Des cuisses de grenouilles et autres spécialités françaises chez Papi Oliver
C’est à Prague que Grégory Oliver a posé ses ustensiles pour ouvrir son restaurant baptisé « Papi Oliver » en référence à ses attaches familiales. Cet amoureux de la cuisine française propose des spécialités en partie inspirées des recettes de son grand-père Raymond Oliver, ancien chef français reconnu. Après ses vacances annuelles de janvier, le bistrot rouvre ses portes ce mardi. Pour l’occasion, Grégory Oliver, accompagné de sa mère Stéphane, nous livre un témoignage riche en anecdotes sur la cuisine française, mais aussi tchèque.
Un bistro avec une carte mobile
Il y a un peu plus d’un an de cela, « Papi Oliver » ouvrait ses portes pour la première fois. Grégory Oliver expose le concept original de son établissement :« Ma carte est toujours très réduite. Elle est composée de trois ou quatre entrées, de trois plats et de trois ou quatre desserts. Les choix varient selon les semaines puisque je fonctionne avec le marché, c’est-à-dire qu’un plat ne reste pas longtemps à la carte, parfois trois jours et au maximum quinze. Mais il y a un inconvénient en Tchéquie : je suis obligé de faire vingt kilomètres supplémentaires pour chaque type de produits, car rien n’est centralisé. Je fais le marché trois à quatre fois par semaine, ce qui me permet de ne pas avoir de stocks et d’utiliser uniquement des produits frais. »

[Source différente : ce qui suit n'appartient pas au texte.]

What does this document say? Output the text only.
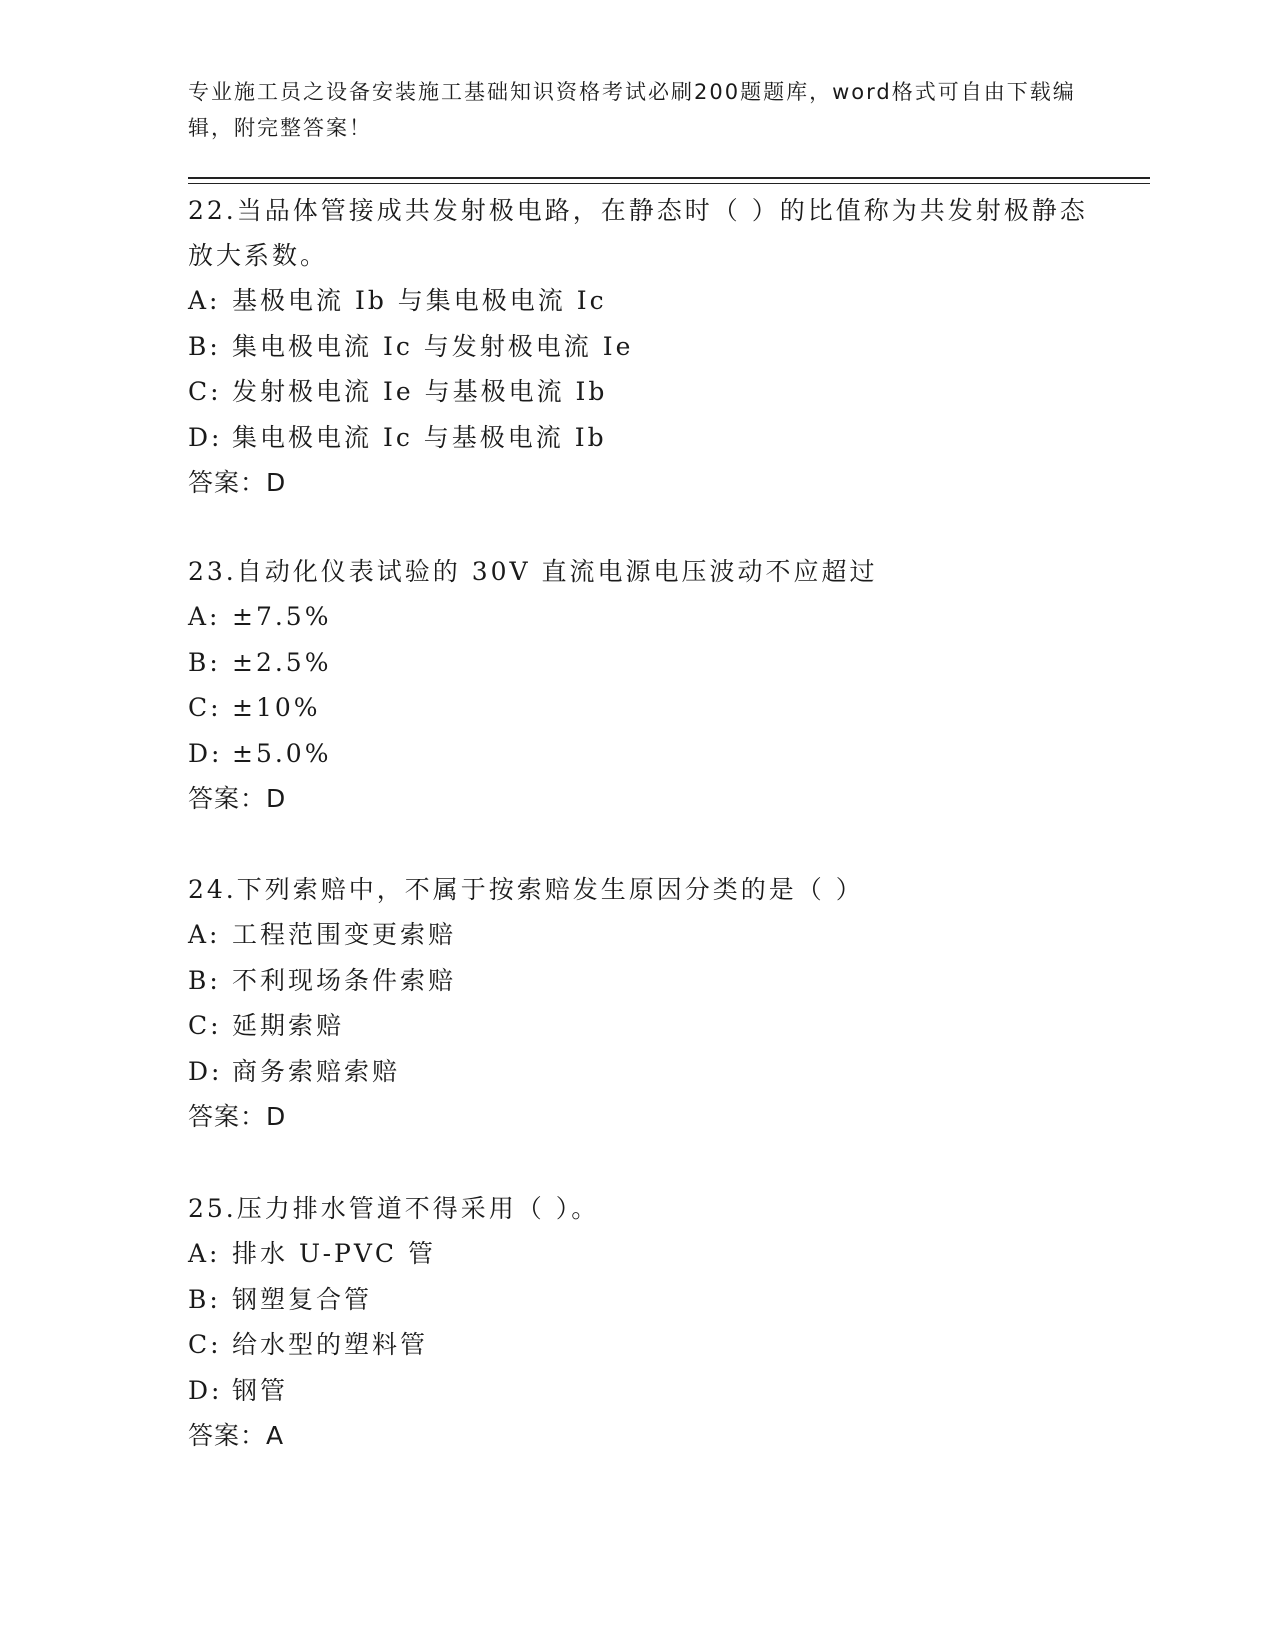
专业施工员之设备安装施工基础知识资格考试必刷200题题库，word格式可自由下载编辑，附完整答案！
22.当品体管接成共发射极电路，在静态时（ ）的比值称为共发射极静态放大系数。
A: 基极电流 Ib 与集电极电流 Ic
B: 集电极电流 Ic 与发射极电流 Ie
C: 发射极电流 Ie 与基极电流 Ib
D: 集电极电流 Ic 与基极电流 Ib
答案：D
23.自动化仪表试验的 30V 直流电源电压波动不应超过
A: ±7.5%
B: ±2.5%
C: ±10%
D: ±5.0%
答案：D
24.下列索赔中，不属于按索赔发生原因分类的是（ ）
A: 工程范围变更索赔
B: 不利现场条件索赔
C: 延期索赔
D: 商务索赔索赔
答案：D
25.压力排水管道不得采用（ ）。
A: 排水 U-PVC 管
B: 钢塑复合管
C: 给水型的塑料管
D: 钢管
答案：A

S’il cherche très souvent les produits directement chez le producteur, Grégory Oliver a également des partenaires fixes avec lesquels il a développé un concept participatif intéressant :
Grégory : « Je travaille avec ‘Chez Greg’ pour le vin. Il vend principalement du vin français, mais propose aussi quelques crus d’autres pays. Nous sommes en train de mettre un partenariat en place qui permettra aux clients d’acheter leur bouteille chez lui avant 20 heures en fonction de ce qu’ils ont décidé de manger, conseillés directement à la boutique. Il choisit le vin pour les clients qui mangent ensuite au restaurant et je bénéficie d’un droit de bouchon. Pour les fromages, je travaille avec ‘Fransýr' qui affine et vend du fromage français de très bonne qualité. »
Recevez-vous beaucoup de Tchèques dans votre restaurant ? Quelles sont les spécialités qu’ils préfèrent et commandent le plus ?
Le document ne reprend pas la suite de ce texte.